HACKER Q&A
📣 jamil7

Best way to share client code in 2023


Mostly looking at this for a side project. How would you share code between native and web targets in 2023? Kotlin Multiplatform and Kotlin JS look like the most mature, although the toolchain kind of turns me off. What other solutions exist? WASM/WASI looks like it's still missing quite a few features.


  👤 natpalmer1776 Accepted Answer ✓
Personally I look to having a 'common core' for clients that handles all of the actual logic of the application, then implement the interface in whatever library is most appropriate for the target platform.

As an example for .NET 7 I would write an SDK for interfacing with APIs that host the service. For the web client I would use Blazor WASM, for desktop I would use either MAUI or a 'native' wrapper for Blazor, and for mobile I would stick with Xamarin.

In general I would suggest designing for 'the web' as it will be the easiest to port to other platforms quickly and require the lowest care & feeding. Once the project is more established you can then look at creating native-first versions of the client that leverage the design idioms of your intended platform.


👤 ozaiworld
As someone working on mostly native iOS apps, Flutter apps, and React webpages, I’ve been looking for a solution to share common models and other utilities between clients.

Kotlin Multiplatform definitely looks like the most mature option, but I’m looking at Flutter/Dart as an option, too. Dart has support for method channels with Swift/Obj-C and Kotlin/Java plus there’s the official dart2js compiler.
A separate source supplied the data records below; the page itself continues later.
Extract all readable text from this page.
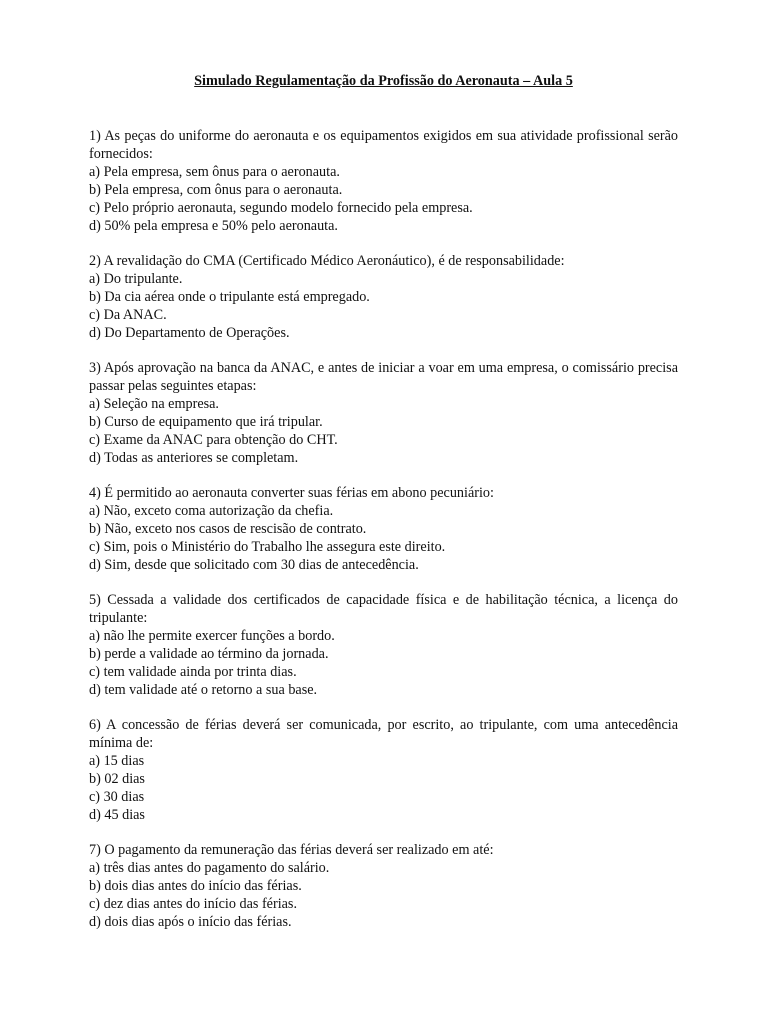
Simulado Regulamentação da Profissão do Aeronauta – Aula 5

1) As peças do uniforme do aeronauta e os equipamentos exigidos em sua atividade profissional serão fornecidos:

a) Pela empresa, sem ônus para o aeronauta.

b) Pela empresa, com ônus para o aeronauta.

c) Pelo próprio aeronauta, segundo modelo fornecido pela empresa.

d) 50% pela empresa e 50% pelo aeronauta.

2) A revalidação do CMA (Certificado Médico Aeronáutico), é de responsabilidade:

a) Do tripulante.

b) Da cia aérea onde o tripulante está empregado.

c) Da ANAC.

d) Do Departamento de Operações.

3) Após aprovação na banca da ANAC, e antes de iniciar a voar em uma empresa, o comissário precisa passar pelas seguintes etapas:

a) Seleção na empresa.

b) Curso de equipamento que irá tripular.

c) Exame da ANAC para obtenção do CHT.

d) Todas as anteriores se completam.

4) É permitido ao aeronauta converter suas férias em abono pecuniário:

a) Não, exceto coma autorização da chefia.

b) Não, exceto nos casos de rescisão de contrato.

c) Sim, pois o Ministério do Trabalho lhe assegura este direito.

d) Sim, desde que solicitado com 30 dias de antecedência.

5) Cessada a validade dos certificados de capacidade física e de habilitação técnica, a licença do tripulante:

a) não lhe permite exercer funções a bordo.

b) perde a validade ao término da jornada.

c) tem validade ainda por trinta dias.

d) tem validade até o retorno a sua base.

6) A concessão de férias deverá ser comunicada, por escrito, ao tripulante, com uma antecedência mínima de:

a) 15 dias

b) 02 dias

c) 30 dias

d) 45 dias

7) O pagamento da remuneração das férias deverá ser realizado em até:

a) três dias antes do pagamento do salário.

b) dois dias antes do início das férias.

c) dez dias antes do início das férias.

d) dois dias após o início das férias.
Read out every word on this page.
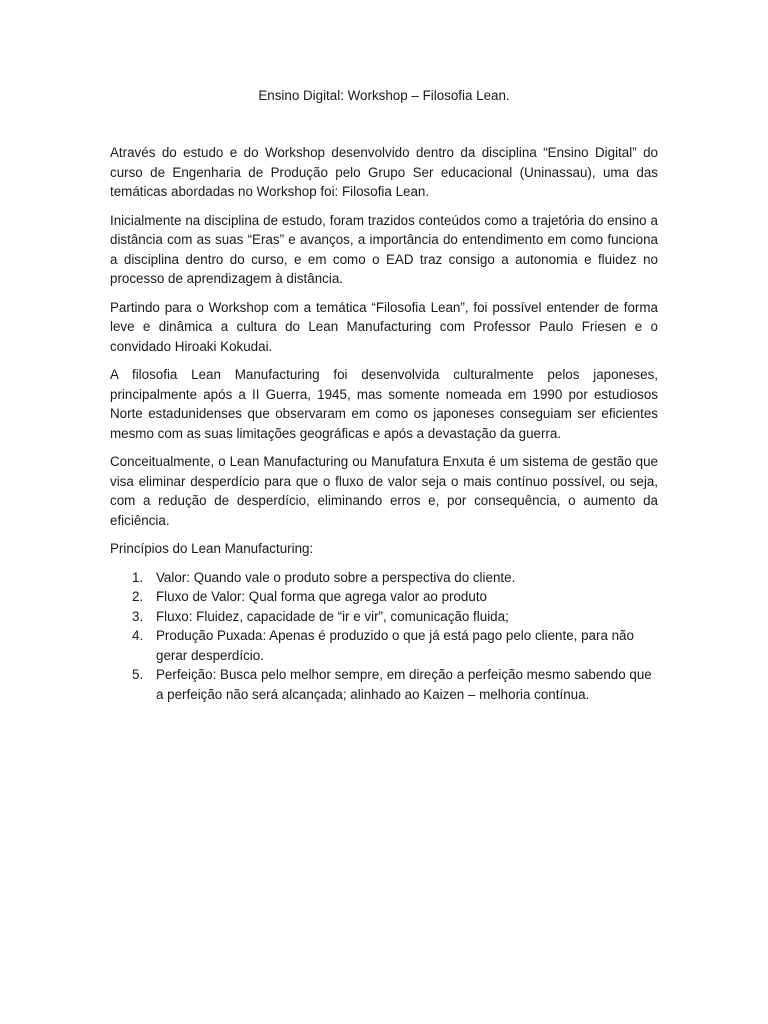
Ensino Digital: Workshop – Filosofia Lean.

Através do estudo e do Workshop desenvolvido dentro da disciplina “Ensino Digital” do curso de Engenharia de Produção pelo Grupo Ser educacional (Uninassau), uma das temáticas abordadas no Workshop foi: Filosofia Lean.

Inicialmente na disciplina de estudo, foram trazidos conteúdos como a trajetória do ensino a distância com as suas “Eras” e avanços, a importância do entendimento em como funciona a disciplina dentro do curso, e em como o EAD traz consigo a autonomia e fluidez no processo de aprendizagem à distância.

Partindo para o Workshop com a temática “Filosofia Lean”, foi possível entender de forma leve e dinâmica a cultura do Lean Manufacturing com Professor Paulo Friesen e o convidado Hiroaki Kokudai.

A filosofia Lean Manufacturing foi desenvolvida culturalmente pelos japoneses, principalmente após a II Guerra, 1945, mas somente nomeada em 1990 por estudiosos Norte estadunidenses que observaram em como os japoneses conseguiam ser eficientes mesmo com as suas limitações geográficas e após a devastação da guerra.

Conceitualmente, o Lean Manufacturing ou Manufatura Enxuta é um sistema de gestão que visa eliminar desperdício para que o fluxo de valor seja o mais contínuo possível, ou seja, com a redução de desperdício, eliminando erros e, por consequência, o aumento da eficiência.

Princípios do Lean Manufacturing:

1. Valor: Quando vale o produto sobre a perspectiva do cliente.
2. Fluxo de Valor: Qual forma que agrega valor ao produto
3. Fluxo: Fluidez, capacidade de “ir e vir”, comunicação fluida;
4. Produção Puxada: Apenas é produzido o que já está pago pelo cliente, para não gerar desperdício.
5. Perfeição: Busca pelo melhor sempre, em direção a perfeição mesmo sabendo que a perfeição não será alcançada; alinhado ao Kaizen – melhoria contínua.
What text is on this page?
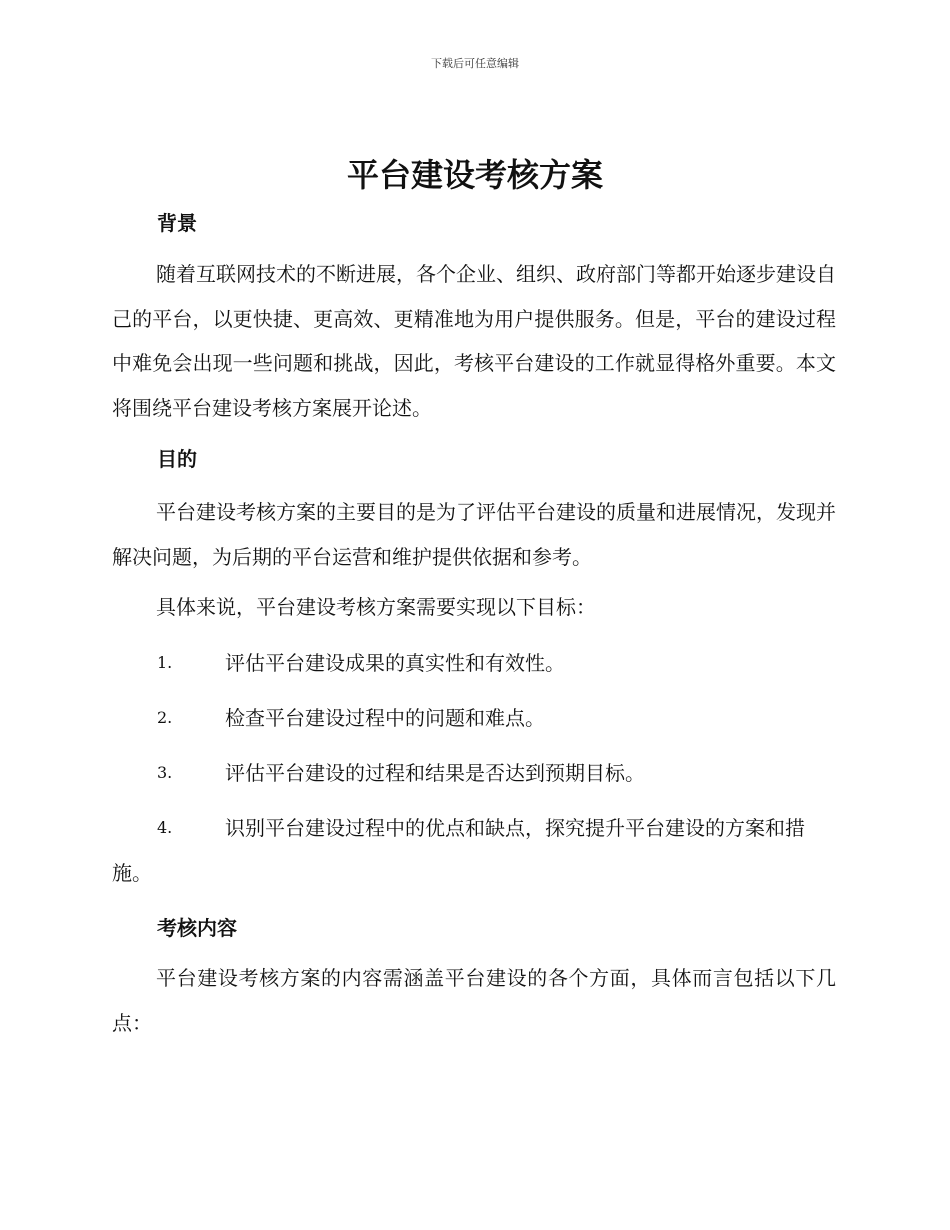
下载后可任意编辑
平台建设考核方案
背景

随着互联网技术的不断进展，各个企业、组织、政府部门等都开始逐步建设自己的平台，以更快捷、更高效、更精准地为用户提供服务。但是，平台的建设过程中难免会出现一些问题和挑战，因此，考核平台建设的工作就显得格外重要。本文将围绕平台建设考核方案展开论述。

目的

平台建设考核方案的主要目的是为了评估平台建设的质量和进展情况，发现并解决问题，为后期的平台运营和维护提供依据和参考。

具体来说，平台建设考核方案需要实现以下目标：

1.	评估平台建设成果的真实性和有效性。
2.	检查平台建设过程中的问题和难点。
3.	评估平台建设的过程和结果是否达到预期目标。
4.	识别平台建设过程中的优点和缺点，探究提升平台建设的方案和措施。
考核内容

平台建设考核方案的内容需涵盖平台建设的各个方面，具体而言包括以下几点：
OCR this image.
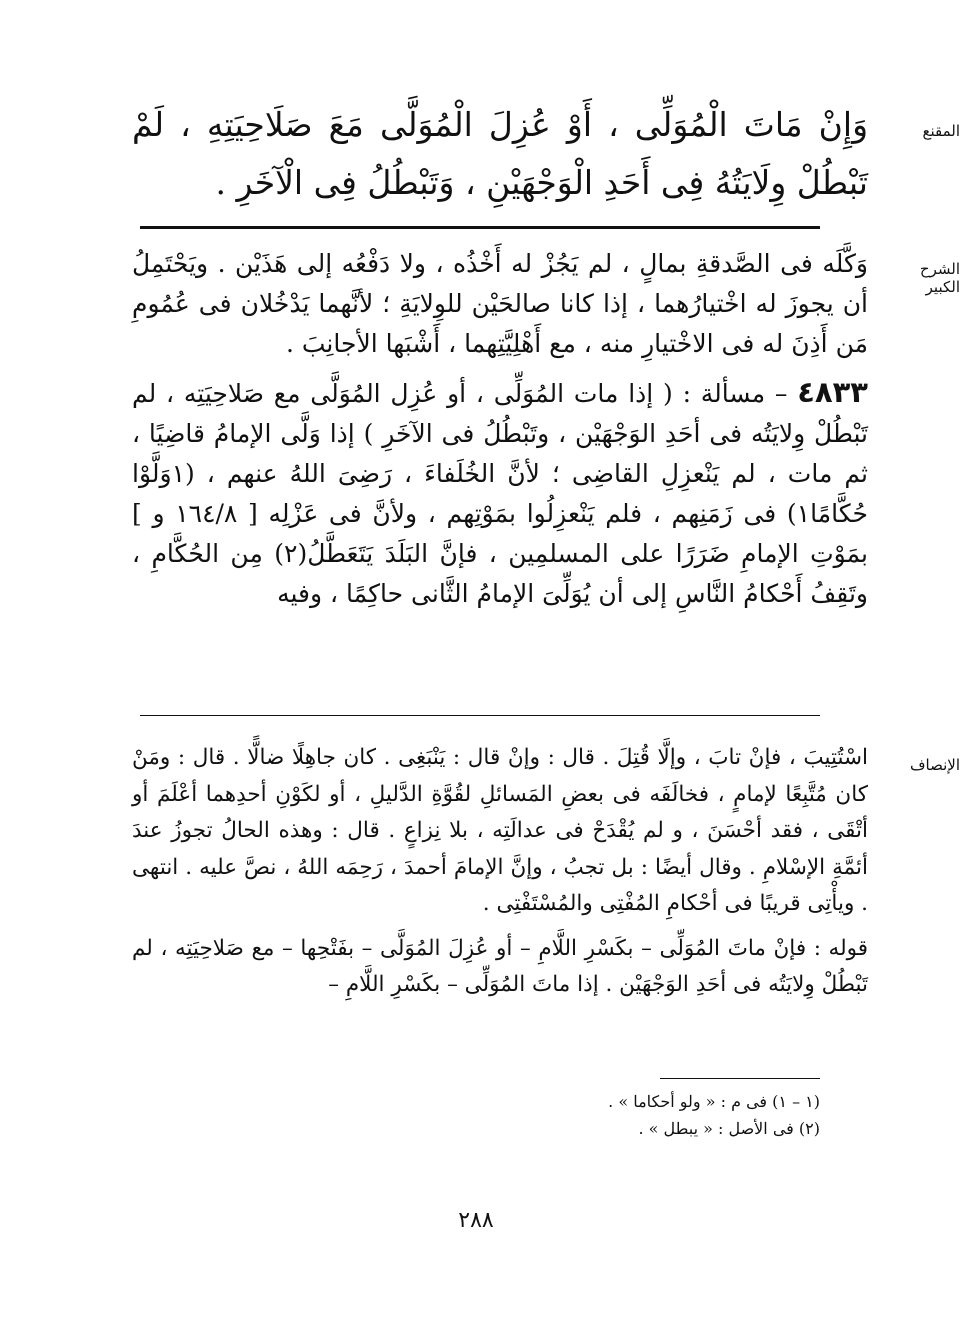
المقنع

وَإِنْ مَاتَ الْمُوَلِّى ، أَوْ عُزِلَ الْمُوَلَّى مَعَ صَلَاحِيَتِهِ ، لَمْ تَبْطُلْ وِلَايَتُهُ فِى أَحَدِ الْوَجْهَيْنِ ، وَتَبْطُلُ فِى الْآخَرِ .

الشرح الكبير

وَكَّلَه فى الصَّدقةِ بمالٍ ، لم يَجُزْ له أَخْذُه ، ولا دَفْعُه إلى هَذَيْن . ويَحْتَمِلُ أن يجوزَ له اخْتيارُهما ، إذا كانا صالحَيْن للوِلايَةِ ؛ لأنَّهما يَدْخُلان فى عُمُومِ مَن أَذِنَ له فى الاخْتيارِ منه ، مع أَهْلِيَّتِهما ، أَشْبَها الأجانِبَ .

٤٨٣٣ – مسألة : ( إذا مات المُوَلِّى ، أو عُزِل المُوَلَّى مع صَلاحِيَتِه ، لم تَبْطُلْ وِلايَتُه فى أحَدِ الوَجْهَيْن ، وتَبْطُلُ فى الآخَرِ ) إذا وَلَّى الإمامُ قاضِيًا ، ثم مات ، لم يَنْعزِلِ القاضِى ؛ لأنَّ الخُلَفاءَ ، رَضِىَ اللهُ عنهم ، (١وَلَّوْا حُكَّامًا١) فى زَمَنِهم ، فلم يَنْعزِلُوا بمَوْتِهم ، ولأنَّ فى عَزْلِه [ ١٦٤/٨ و ] بمَوْتِ الإمامِ ضَرَرًا على المسلمِين ، فإنَّ البَلَدَ يَتَعَطَّلُ(٢) مِن الحُكَّامِ ، وتَقِفُ أَحْكامُ النَّاسِ إلى أن يُوَلِّىَ الإمامُ الثَّانى حاكِمًا ، وفيه

الإنصاف

اسْتُتِيبَ ، فإنْ تابَ ، وإلَّا قُتِلَ . قال : وإنْ قال : يَنْبَغِى . كان جاهِلًا ضالًّا . قال : ومَنْ كان مُتَّبِعًا لإمامٍ ، فخالَفَه فى بعضِ المَسائلِ لقُوَّةِ الدَّليلِ ، أو لكَوْنِ أحدِهما أعْلَمَ أو أتْقَى ، فقد أحْسَنَ ، و لم يُقْدَحْ فى عدالَتِه ، بلا نِزاعٍ . قال : وهذه الحالُ تجوزُ عندَ أئمَّةِ الإسْلامِ . وقال أيضًا : بل تجبُ ، وإنَّ الإمامَ أحمدَ ، رَحِمَه اللهُ ، نصَّ عليه . انتهى . ويأْتِى قريبًا فى أحْكامِ المُفْتِى والمُسْتَفْتِى .

قوله : فإنْ ماتَ المُوَلِّى – بكَسْرِ اللَّامِ – أو عُزِلَ المُوَلَّى – بفَتْحِها – مع صَلاحِيَتِه ، لم تَبْطُلْ وِلايَتُه فى أحَدِ الوَجْهَيْن . إذا ماتَ المُوَلِّى – بكَسْرِ اللَّامِ –

(١ – ١) فى م : « ولو أحكاما » .

(٢) فى الأصل : « يبطل » .

٢٨٨
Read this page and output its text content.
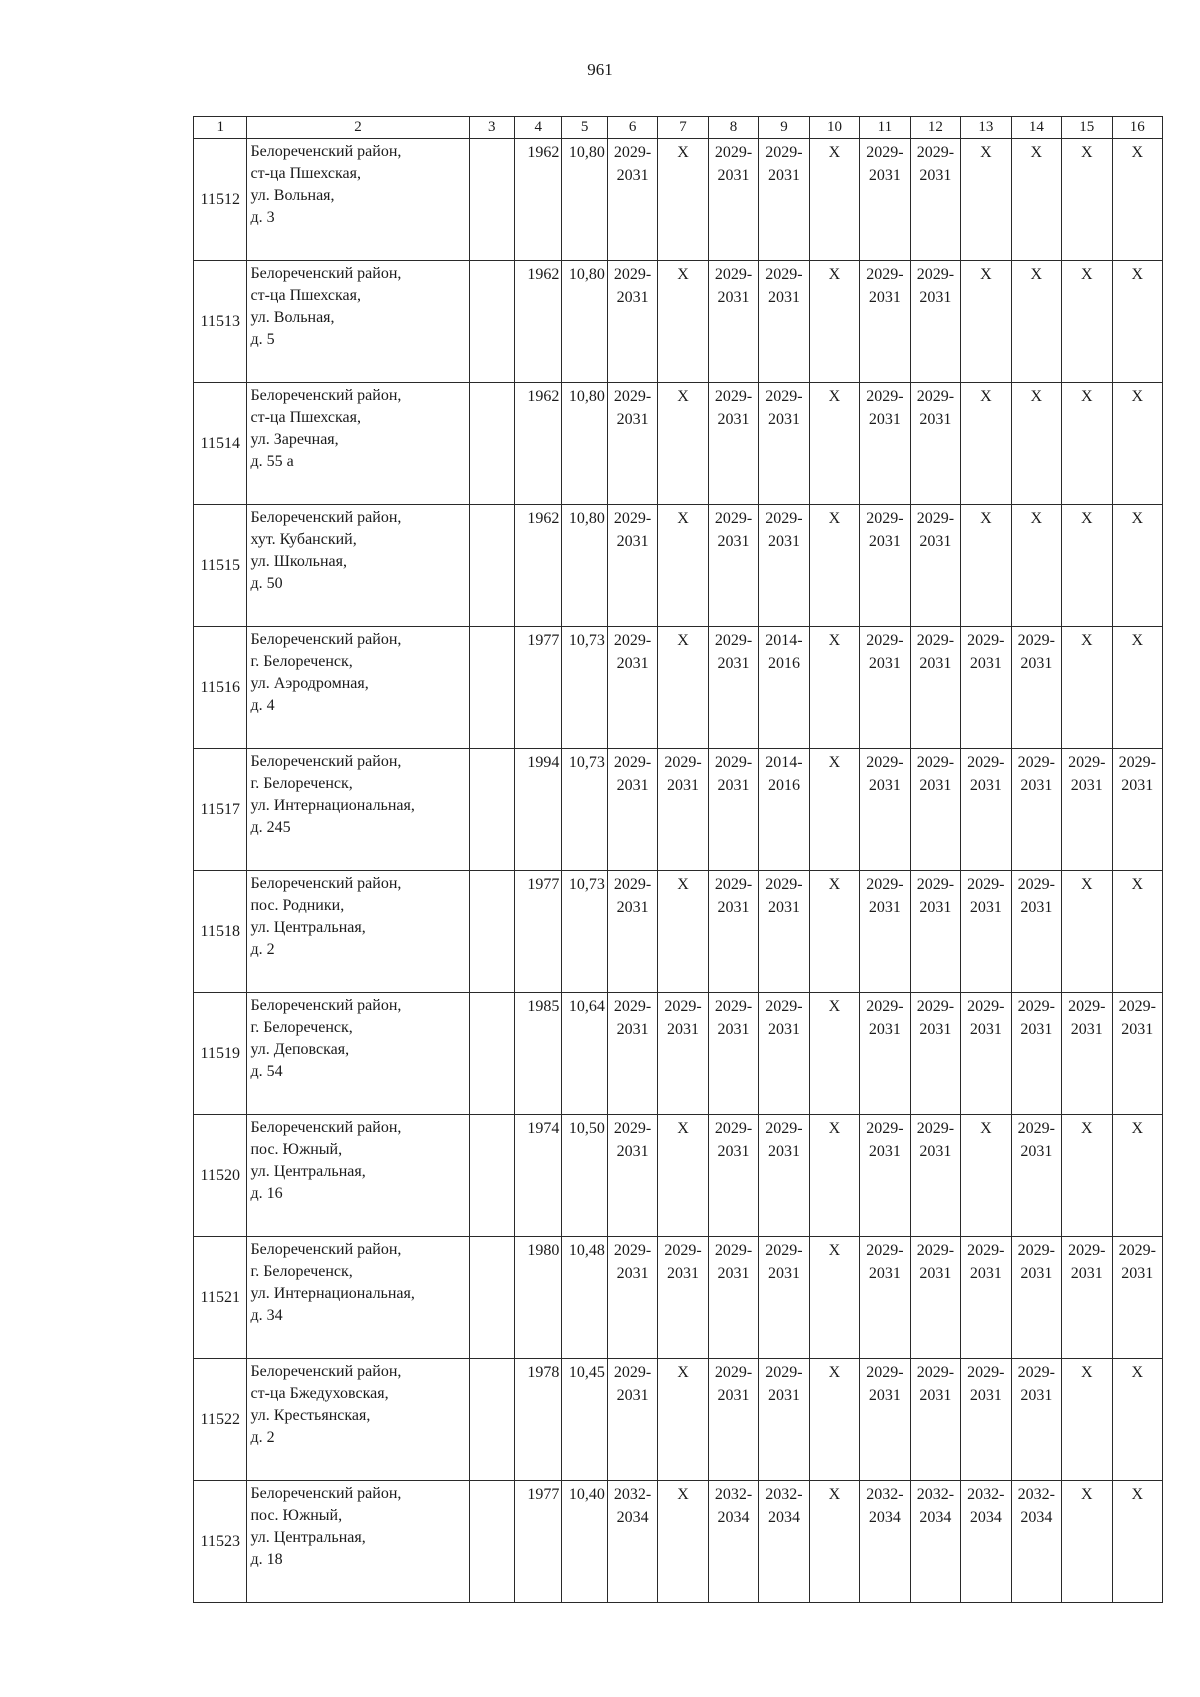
961
1	2	3	4	5	6	7	8	9	10	11	12	13	14	15	16
11512	Белореченский район,
ст-ца Пшехская,
ул. Вольная,
д. 3		1962	10,80	2029-
2031	X	2029-
2031	2029-
2031	X	2029-
2031	2029-
2031	X	X	X	X
11513	Белореченский район,
ст-ца Пшехская,
ул. Вольная,
д. 5		1962	10,80	2029-
2031	X	2029-
2031	2029-
2031	X	2029-
2031	2029-
2031	X	X	X	X
11514	Белореченский район,
ст-ца Пшехская,
ул. Заречная,
д. 55 а		1962	10,80	2029-
2031	X	2029-
2031	2029-
2031	X	2029-
2031	2029-
2031	X	X	X	X
11515	Белореченский район,
хут. Кубанский,
ул. Школьная,
д. 50		1962	10,80	2029-
2031	X	2029-
2031	2029-
2031	X	2029-
2031	2029-
2031	X	X	X	X
11516	Белореченский район,
г. Белореченск,
ул. Аэродромная,
д. 4		1977	10,73	2029-
2031	X	2029-
2031	2014-
2016	X	2029-
2031	2029-
2031	2029-
2031	2029-
2031	X	X
11517	Белореченский район,
г. Белореченск,
ул. Интернациональная,
д. 245		1994	10,73	2029-
2031	2029-
2031	2029-
2031	2014-
2016	X	2029-
2031	2029-
2031	2029-
2031	2029-
2031	2029-
2031	2029-
2031
11518	Белореченский район,
пос. Родники,
ул. Центральная,
д. 2		1977	10,73	2029-
2031	X	2029-
2031	2029-
2031	X	2029-
2031	2029-
2031	2029-
2031	2029-
2031	X	X
11519	Белореченский район,
г. Белореченск,
ул. Деповская,
д. 54		1985	10,64	2029-
2031	2029-
2031	2029-
2031	2029-
2031	X	2029-
2031	2029-
2031	2029-
2031	2029-
2031	2029-
2031	2029-
2031
11520	Белореченский район,
пос. Южный,
ул. Центральная,
д. 16		1974	10,50	2029-
2031	X	2029-
2031	2029-
2031	X	2029-
2031	2029-
2031	X	2029-
2031	X	X
11521	Белореченский район,
г. Белореченск,
ул. Интернациональная,
д. 34		1980	10,48	2029-
2031	2029-
2031	2029-
2031	2029-
2031	X	2029-
2031	2029-
2031	2029-
2031	2029-
2031	2029-
2031	2029-
2031
11522	Белореченский район,
ст-ца Бжедуховская,
ул. Крестьянская,
д. 2		1978	10,45	2029-
2031	X	2029-
2031	2029-
2031	X	2029-
2031	2029-
2031	2029-
2031	2029-
2031	X	X
11523	Белореченский район,
пос. Южный,
ул. Центральная,
д. 18		1977	10,40	2032-
2034	X	2032-
2034	2032-
2034	X	2032-
2034	2032-
2034	2032-
2034	2032-
2034	X	X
I personally don’t think Flutter is the right choice for a best-in-class native mobile app and definitely not for a website, but I think there might be something worthwhile using Dart as the language of shared library like Kotlin Multiplatform.


👤 matthewwolfe
I use a mono repo setup with “web”, “native” and “shared” using react and react-native. All of my logic and fetching code is hook based, and that can be 100% shared. I have to make a web interface and a native interface, but they are so different it’s nice to split on the UI. I wouldn’t want to have a desktop UI that I also show in an app, it just wouldn’t look good. All in all I probably share ~70% of the code. It’s all in typescript and really nice dev experience.

Maybe I’ve not been in the react native ecosystem long enough but it seems relatively painless. Granted I’m mostly displaying data, some icons, and buttons so YMMV


👤 aliqot
Tauri, or just an actual web app. The user has no clue what's in a webview app and that's fine. I'm only one developer.

I love WASM, but mostly in a "bro check out my pecs" kinda way toward other nerds.


👤 arcbyte
I write web services in enterprise Java using JAXRS annotated interfaces in their own project as the "interface". For other Java services and even android these jars can be shared directly and used as web clients. There are some great plug-ins out there that generate documentation and also typescript clients for node or browser environments (as well as many other languages). You get all the benefits of strong typing everywhere and only have to write the code once.